The first challenge of the Sakura Bloom Triathlon is answering the following three questions:
1. What first interested you in babywearing? I was home on maternity leave with my first newborn baby who would have no part of being put down, ever, anywhere, for anything. Maybe if I was lucky she’d hang out in the swing for a few minutes (lights, noise, and vacuum underneath her). So I was carrying her around everywhere in my arms, holding and nursing her one-armed. She was the smallest of my babies, 6 lbs 11 oz at birth full term, so it was easier, but it also meant she was too little for the Baby Bjorn everyone had told me about. I was also drawn to the ideas of attachment parenting and knew I felt better and she seemed much happier when we were joined at the hip (and elsewhere!) so I looked for something else to carry and hold her in. I never tried a ring sling then as I was afraid it wouldn’t be safe enough or it would be too hard to learn to use quickly. Instead, I chose the New Native one-piece fabric sling and tried that. It was OK, but not a great fit for me height-wise (which is the story of my life). When my second daughter was born I bought and tried the infant pillow insert in there, but again, it just was never quite right for me. I was using it like that again with my third daughter when I saw this contest and decided to give these beautiful-looking ring slings a chance. I am *so* happy I did! It’s wonderful being able to adjust the sling to just the right height and have it adapt to the baby’s changing size while also looking stylish over everything (this does in fact include pajamas).

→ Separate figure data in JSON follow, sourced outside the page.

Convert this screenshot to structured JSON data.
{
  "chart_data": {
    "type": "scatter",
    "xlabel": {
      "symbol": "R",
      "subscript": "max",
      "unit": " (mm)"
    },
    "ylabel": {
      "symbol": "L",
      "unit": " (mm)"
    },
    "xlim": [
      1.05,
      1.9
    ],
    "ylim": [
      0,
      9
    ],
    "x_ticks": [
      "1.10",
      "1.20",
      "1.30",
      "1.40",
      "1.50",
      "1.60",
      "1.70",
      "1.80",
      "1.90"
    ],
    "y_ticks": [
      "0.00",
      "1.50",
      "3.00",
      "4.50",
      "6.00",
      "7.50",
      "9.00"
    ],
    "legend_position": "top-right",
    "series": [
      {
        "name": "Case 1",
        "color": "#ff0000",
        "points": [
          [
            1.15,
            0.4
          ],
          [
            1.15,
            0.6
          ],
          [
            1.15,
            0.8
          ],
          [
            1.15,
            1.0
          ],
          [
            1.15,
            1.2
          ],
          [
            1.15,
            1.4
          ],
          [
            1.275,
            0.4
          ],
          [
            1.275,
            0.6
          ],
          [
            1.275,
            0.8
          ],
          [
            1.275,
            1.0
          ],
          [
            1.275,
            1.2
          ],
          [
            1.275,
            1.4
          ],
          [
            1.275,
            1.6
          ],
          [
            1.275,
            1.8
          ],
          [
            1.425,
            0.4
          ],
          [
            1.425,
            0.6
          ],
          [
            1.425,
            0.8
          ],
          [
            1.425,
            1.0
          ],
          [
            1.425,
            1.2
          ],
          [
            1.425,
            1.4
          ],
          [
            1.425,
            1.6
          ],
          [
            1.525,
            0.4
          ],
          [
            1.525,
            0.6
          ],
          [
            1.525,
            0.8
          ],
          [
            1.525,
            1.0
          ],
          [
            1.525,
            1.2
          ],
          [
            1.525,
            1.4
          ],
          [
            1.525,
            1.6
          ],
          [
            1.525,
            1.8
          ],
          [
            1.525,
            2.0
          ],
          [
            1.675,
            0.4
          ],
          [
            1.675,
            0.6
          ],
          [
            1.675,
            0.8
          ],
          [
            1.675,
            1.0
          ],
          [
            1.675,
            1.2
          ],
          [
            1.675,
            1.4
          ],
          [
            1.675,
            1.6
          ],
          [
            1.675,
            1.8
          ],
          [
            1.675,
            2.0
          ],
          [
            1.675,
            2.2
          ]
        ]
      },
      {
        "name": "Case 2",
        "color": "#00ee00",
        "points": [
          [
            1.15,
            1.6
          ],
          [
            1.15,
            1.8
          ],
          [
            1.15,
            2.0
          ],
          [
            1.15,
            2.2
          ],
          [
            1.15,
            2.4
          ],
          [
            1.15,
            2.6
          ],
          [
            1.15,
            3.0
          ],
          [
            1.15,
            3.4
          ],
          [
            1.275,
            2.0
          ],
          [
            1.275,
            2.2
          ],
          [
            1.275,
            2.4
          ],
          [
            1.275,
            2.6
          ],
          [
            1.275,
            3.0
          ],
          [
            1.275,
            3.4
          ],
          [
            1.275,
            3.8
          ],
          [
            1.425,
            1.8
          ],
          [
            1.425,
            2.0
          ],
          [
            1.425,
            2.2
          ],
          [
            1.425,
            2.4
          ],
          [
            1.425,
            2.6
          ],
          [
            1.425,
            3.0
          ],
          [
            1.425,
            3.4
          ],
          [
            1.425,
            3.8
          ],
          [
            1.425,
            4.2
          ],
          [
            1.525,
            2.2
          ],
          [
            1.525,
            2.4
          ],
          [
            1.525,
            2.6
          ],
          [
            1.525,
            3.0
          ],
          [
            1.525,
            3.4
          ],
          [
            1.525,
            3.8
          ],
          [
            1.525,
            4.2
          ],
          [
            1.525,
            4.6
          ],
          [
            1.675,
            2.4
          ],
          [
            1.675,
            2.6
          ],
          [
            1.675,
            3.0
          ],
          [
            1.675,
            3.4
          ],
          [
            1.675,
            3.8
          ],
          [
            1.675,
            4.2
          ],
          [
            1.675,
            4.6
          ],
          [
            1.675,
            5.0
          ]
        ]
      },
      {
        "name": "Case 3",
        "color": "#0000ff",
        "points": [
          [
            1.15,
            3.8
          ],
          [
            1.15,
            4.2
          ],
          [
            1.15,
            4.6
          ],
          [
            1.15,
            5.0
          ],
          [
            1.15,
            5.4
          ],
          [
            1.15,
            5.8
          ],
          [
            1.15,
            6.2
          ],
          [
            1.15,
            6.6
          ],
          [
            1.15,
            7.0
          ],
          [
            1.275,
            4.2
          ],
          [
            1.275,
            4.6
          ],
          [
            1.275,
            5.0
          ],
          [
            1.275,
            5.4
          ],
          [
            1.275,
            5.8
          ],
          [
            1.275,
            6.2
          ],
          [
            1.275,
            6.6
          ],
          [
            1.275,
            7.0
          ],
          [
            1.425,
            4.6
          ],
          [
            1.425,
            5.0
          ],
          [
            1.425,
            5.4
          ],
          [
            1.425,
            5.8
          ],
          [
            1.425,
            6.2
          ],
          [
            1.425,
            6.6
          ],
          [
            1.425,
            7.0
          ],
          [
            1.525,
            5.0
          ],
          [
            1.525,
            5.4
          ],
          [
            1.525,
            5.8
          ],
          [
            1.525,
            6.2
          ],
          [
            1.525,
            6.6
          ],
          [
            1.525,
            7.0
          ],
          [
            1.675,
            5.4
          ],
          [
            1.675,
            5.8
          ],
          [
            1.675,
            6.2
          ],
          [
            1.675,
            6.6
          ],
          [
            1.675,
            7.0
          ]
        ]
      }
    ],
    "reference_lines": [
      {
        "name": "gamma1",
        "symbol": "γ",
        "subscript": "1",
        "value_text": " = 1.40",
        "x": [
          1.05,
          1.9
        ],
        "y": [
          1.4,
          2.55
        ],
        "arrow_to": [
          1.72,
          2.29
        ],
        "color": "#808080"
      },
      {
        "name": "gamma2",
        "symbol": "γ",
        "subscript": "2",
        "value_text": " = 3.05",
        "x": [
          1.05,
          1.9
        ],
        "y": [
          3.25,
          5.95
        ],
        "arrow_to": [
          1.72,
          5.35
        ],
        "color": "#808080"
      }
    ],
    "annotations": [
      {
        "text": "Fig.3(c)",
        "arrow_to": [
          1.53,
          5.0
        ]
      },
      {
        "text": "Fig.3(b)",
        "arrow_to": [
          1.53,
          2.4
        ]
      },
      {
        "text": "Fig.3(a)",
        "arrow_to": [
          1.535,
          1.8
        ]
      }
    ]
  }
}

2. How is your personality reflected in your parenting style? It is no surprise to other lawyers, those who’ve worked extensively with lawyers, or our poor families, that we lawyers tend toward Type A personalities. I am more like a Type A+. Being a natural perfectionist and wanting things orderly and just so is a serious challenge as a parent, especially of irrational, distractable, little mess-makers! I am also a lifelong nerd so, to quote Super Why, when I have a problem I look in a book! For my own sanity as well as my children’s emotional well-being I try to use the methods outlined and explained in The Happiest Toddler on the Block and 1-2-3 Magic. But I’m also very affectionate and love to snuggle with my children. Had I really understood how fleeting the stage is when a baby needs you so completely and wants only to be right on you 24/7, I might have enjoyed it more the first time around. These days, I beg hugs from the big girls and relish the snuggles all day and night with my baby girl. Those snuggles are made easier by having the baby in the sling while I’m snuggling with the big girls reading them bedtime stories.
3. If you could spend a year traveling with your family, where would you go and why? Oh, man do I have the travel bug! I love to travel and it’s been awhile. I am already dreaming and starting to plan when and how we’ll be able to take the girls abroad. With a solid year, I think we might try to do a world tour! I am a total xenophile. I love to learn about other cultures and peoples, try different foods, hear new music, and learn new languges. I speak Spanish and can read and understand some French, Italian, and Portuguese (at least enough to get by). My husband considered me his personal tour guide when we backpacked around Western Europe after law school and the bar exams before we started working. We prefer to go off the beaten path and try to see things as they really are, rather than how they are tidied up for visitors. I can’t wait to expose my children to all those things and talk about it with them to see the world through their eyes. For now, I select books for them set in other cultures, we watch television shows that broaden their awareness (I highly recommend HBO’s Happily Ever After Fairy Tales for Every Child), play games (like eeBoo’s I Never Forget a Face), and I tell them stories about where I’ve been and how we’ll go there someday too.
I believe that travel, done right, provides invaluable perspective, teaches compassion and empathy, and unifies people in a way that nothing else really can. And, estate-planning attorney-mama that I am, I have spelled this all out for the named legal guardians of my children in case tragedy were to strike my family and I were not able to teach my children these important life lessons myself. Have you provided the legally-named guardians of your children explicit guidance about how you would want your children raised according to your beliefs? Have you created something for your children to express your wishes for them that they will be able to read with you (or, hopefully not, in your absence) when they are old enough? That makes a fantastic, lasting, priceless gift.